Cholesterol and Sodium
These numbers tell you how much cholesterol and sodium (salt) are in a single serving of the food. They are included on the label because some people need to limit cholesterol or salt in their diets. Cholesterol and sodium are usually measured in milligrams.
Total Carbohydrate
This number tells you how many carbohydrate grams are in one serving of food. Carbohydrates are your body's primary source of energy. This total is broken down into grams of sugar and grams of dietary fiber.
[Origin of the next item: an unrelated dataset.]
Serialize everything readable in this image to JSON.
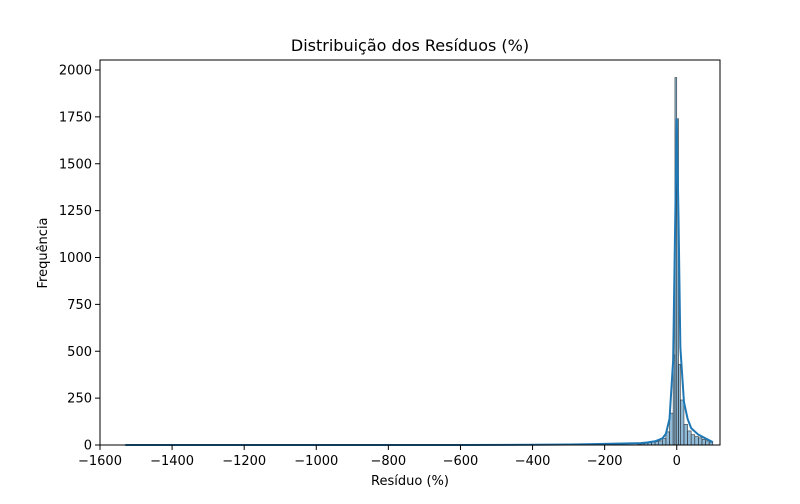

This number tells you how much protein you get from a single serving of the food. Your body needs protein to build and repair essential parts of the body, such as muscles, blood, and organs. Protein is often measured in grams.
Vitamin A and Vitamin C
These list the amounts of vitamin A and vitamin C, two especially important vitamins, in a serving of the food. Each amount is given as a percent daily value. If a food provides 20% of the RDA for vitamin A, that one serving of food gives an adult one fifth of the vitamin A needed for the day.
Calcium and Iron
These list the percentages of calcium and iron, two especially important minerals, that are in a serving of the food. Again, each amount is given as a percent daily value. If a food has 4% of iron, you're getting 4% of the iron you need for the whole day from that serving.